Erdman et al reported a growing tendency for people to trust the computer with the highly "human" task of psychotherapy. People were more likely to be candid with computers. The wide knowledge base to which a computer had reference and the changes in the perception of the role of psychotherapy made computers more likely candidates for this kind of work. (Erdman et al,1985)

Cyber Pets

The concept of cyber-pets captures one aspect of the computer as perceived by users. The cyber-pet is totally dependent on the user. This relationship might give the user a feeling of power which compensates for the powerlessness they may see in their situation as children in relation to adults. The cyber-pet stands in the same relation to the child as the child might stand to the adult in some relationships.

In my seventh year class, there are a variety of attitudes towards cyberpets. Some revel in the responsibility which the child has for the welfare of the cyber-pet and the ostensible feelings of guilt and distress when one dies. These feelings are often denied by older, usually male pupils who profess to take pleasure in killing off cyber-pets or may express their mastery by telling younger children how to bring the cyber-pet back to life. Both attitudes may be expressed by the same child at different ages.

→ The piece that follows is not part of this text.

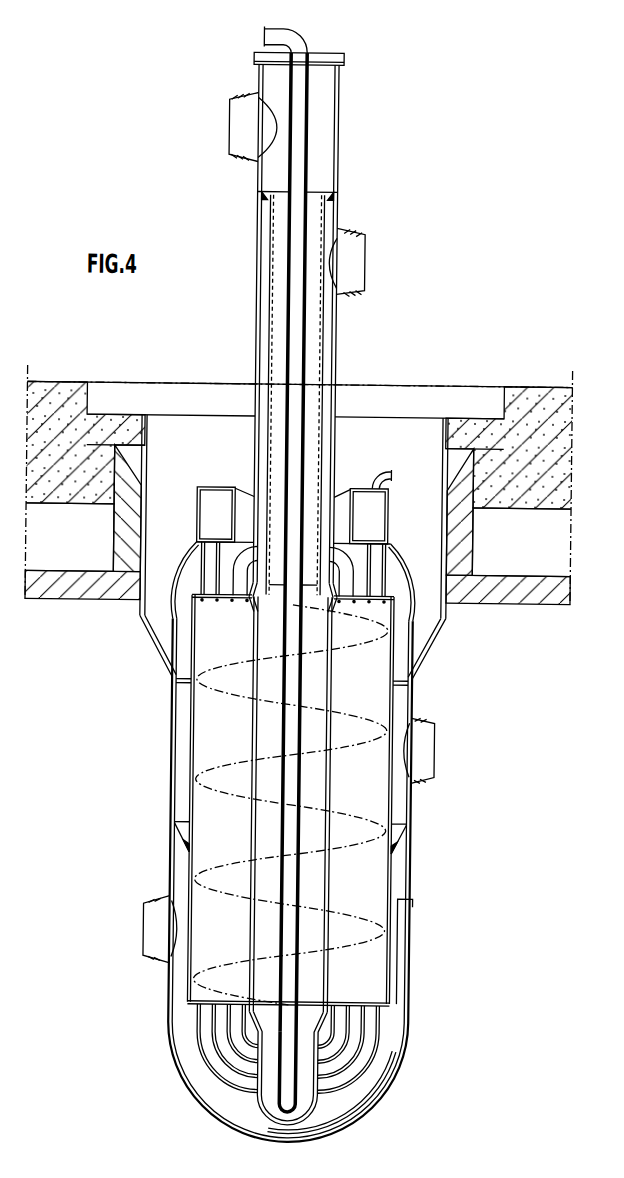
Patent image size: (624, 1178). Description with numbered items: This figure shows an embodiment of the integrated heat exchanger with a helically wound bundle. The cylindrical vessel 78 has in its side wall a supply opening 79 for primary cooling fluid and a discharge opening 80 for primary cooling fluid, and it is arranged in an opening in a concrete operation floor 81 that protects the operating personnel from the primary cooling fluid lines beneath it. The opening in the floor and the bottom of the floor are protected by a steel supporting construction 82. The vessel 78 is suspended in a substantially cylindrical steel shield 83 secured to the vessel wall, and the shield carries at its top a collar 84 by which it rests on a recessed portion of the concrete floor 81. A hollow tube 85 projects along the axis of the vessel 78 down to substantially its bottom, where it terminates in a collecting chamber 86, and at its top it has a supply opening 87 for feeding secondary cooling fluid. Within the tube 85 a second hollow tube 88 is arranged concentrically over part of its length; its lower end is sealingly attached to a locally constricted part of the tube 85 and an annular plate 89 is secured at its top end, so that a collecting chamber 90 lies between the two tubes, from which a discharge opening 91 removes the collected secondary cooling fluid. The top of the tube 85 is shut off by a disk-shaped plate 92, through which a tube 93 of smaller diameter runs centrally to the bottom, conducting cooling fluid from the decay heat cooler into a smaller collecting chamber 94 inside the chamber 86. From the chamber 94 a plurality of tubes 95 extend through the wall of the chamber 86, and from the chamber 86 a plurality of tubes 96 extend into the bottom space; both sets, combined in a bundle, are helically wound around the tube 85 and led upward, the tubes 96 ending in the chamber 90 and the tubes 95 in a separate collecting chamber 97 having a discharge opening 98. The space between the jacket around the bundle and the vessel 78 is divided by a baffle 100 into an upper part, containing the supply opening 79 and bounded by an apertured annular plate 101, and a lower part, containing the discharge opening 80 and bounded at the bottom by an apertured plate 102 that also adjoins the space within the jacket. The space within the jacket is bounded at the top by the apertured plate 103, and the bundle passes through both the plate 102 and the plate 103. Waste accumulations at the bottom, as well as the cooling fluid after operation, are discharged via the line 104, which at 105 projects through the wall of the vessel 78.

Very few pupils will go on to develop the intense symbiotic relationship between the hacker and the computer described by Weizenbaum (Weizenbaum, 1984) but the cyberpet phenomenon puts the concept of computer "personality" in a different light. Human beings fear the computer as a controlling intelligence (a good deal of science fiction makes use of the 2001 concept of a computer turning on its creators) but nobody fears a smart pet. Likewise, despite her formidable arsenal, none of the children in the Letters to Lara project expressed fear of Lara Croft.

The cyberpet phenomenon also highlights the companionship which children get from computers. The companionship which children get from pets is something which parents do not regard as threatening or dangerous. When children get a similar companionship from books, from the time-shifted presence of the author-as-friend, few parents regard this as dangerous. However, when children gain the same companionship from the computer, from the time-shifted presence of the programmer-as-friend, this is regarded as a step away from humanity. In addition there are many parents who might think Lara Croft is a highly unsuitable companion for their child.

The relationship between the pupil and Lara Croft can be seen as much closer to the relationship with a cyber-pet than the relationship with a real life girl.